Os erros não são mais pontuais. Já viraram padrão.
Depois da polêmica contra o Flamengo, pela Copa do Brasil, o Esporte Clube Vitória voltou a ser diretamente prejudicado pela arbitragem — desta vez no Campeonato Brasileiro, contra o Athletico Paranaense.

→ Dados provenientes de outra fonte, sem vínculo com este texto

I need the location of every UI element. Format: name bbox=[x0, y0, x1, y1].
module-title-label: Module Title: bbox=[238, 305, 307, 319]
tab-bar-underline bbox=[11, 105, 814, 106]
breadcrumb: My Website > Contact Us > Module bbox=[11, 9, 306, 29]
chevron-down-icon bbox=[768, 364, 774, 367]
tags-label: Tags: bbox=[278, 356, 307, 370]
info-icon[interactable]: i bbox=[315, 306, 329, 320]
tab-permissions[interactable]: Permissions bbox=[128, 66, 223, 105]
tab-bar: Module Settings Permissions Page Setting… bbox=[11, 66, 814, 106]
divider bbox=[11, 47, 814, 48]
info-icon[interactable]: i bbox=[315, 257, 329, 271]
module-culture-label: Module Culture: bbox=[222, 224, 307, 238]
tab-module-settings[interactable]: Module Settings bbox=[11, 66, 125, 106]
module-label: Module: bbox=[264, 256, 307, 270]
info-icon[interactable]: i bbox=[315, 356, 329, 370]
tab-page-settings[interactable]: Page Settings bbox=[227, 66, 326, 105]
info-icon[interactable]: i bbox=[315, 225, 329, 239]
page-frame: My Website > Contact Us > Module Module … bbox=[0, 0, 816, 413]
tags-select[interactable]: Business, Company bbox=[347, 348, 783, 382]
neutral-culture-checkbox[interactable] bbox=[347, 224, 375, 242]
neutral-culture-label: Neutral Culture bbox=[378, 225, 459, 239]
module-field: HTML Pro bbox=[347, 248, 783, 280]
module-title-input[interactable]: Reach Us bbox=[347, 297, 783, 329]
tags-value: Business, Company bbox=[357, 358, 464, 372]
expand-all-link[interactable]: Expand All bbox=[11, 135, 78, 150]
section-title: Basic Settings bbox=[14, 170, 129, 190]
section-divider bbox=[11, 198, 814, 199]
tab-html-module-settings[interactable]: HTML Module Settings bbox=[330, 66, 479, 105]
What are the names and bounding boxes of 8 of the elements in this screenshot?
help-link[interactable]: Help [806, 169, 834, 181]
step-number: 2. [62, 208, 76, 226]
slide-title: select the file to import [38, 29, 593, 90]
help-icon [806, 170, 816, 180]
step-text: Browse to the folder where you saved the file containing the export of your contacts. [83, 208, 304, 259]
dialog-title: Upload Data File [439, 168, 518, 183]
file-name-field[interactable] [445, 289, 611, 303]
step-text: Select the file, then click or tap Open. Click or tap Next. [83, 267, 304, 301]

E não dá mais para tratar como coincidência.
Em sequência, decisões absurdas: agressões ignoradas, expulsões que não vieram e um pênalti simplesmente inexistente validado. Tudo isso sem sequer revisão do VAR. Nenhuma. Zero.
O roteiro se repete: o Vitória faz sua parte, compete, cria, e vê o resultado escapar por erros que, hoje, são injustificáveis no futebol profissional.
E aí surge o debate que muita gente tenta desqualificar: é “chororô”? Não. São fatos.
Há uma sensação — cada vez mais difícil de ignorar — de que, na dúvida, a balança pesa contra clubes fora do eixo Sul-Sudeste. E isso não nasce de um jogo isolado, mas de um acúmulo histórico.
Enquanto isso:
- Jogadores e técnicos são punidos por reclamar
- Dirigentes cobram e nada acontece
- Árbitros seguem protegidos, sem dar explicações
- E até hoje, por exemplo, o áudio do VAR de Flamengo x Vitória não foi divulgado
Quem responde por isso?
O futebol virou um ambiente onde quem erra menos é punido, e quem erra mais segue blindado.
A indignação já ultrapassou dirigentes e jogadores. Está chegando no torcedor — e com força. Tem gente abrindo mão até de acompanhar o futebol brasileiro.
Isso é gravíssimo.
Se há algum caminho para mudança, ele passa por pressão coletiva. União dos clubes, especialmente do Nordeste, e cobrança real por transparência e responsabilidade.
Porque do jeito que está, o jogo não tem sido decidido só dentro de campo.
E isso, simplesmente, é inaceitável.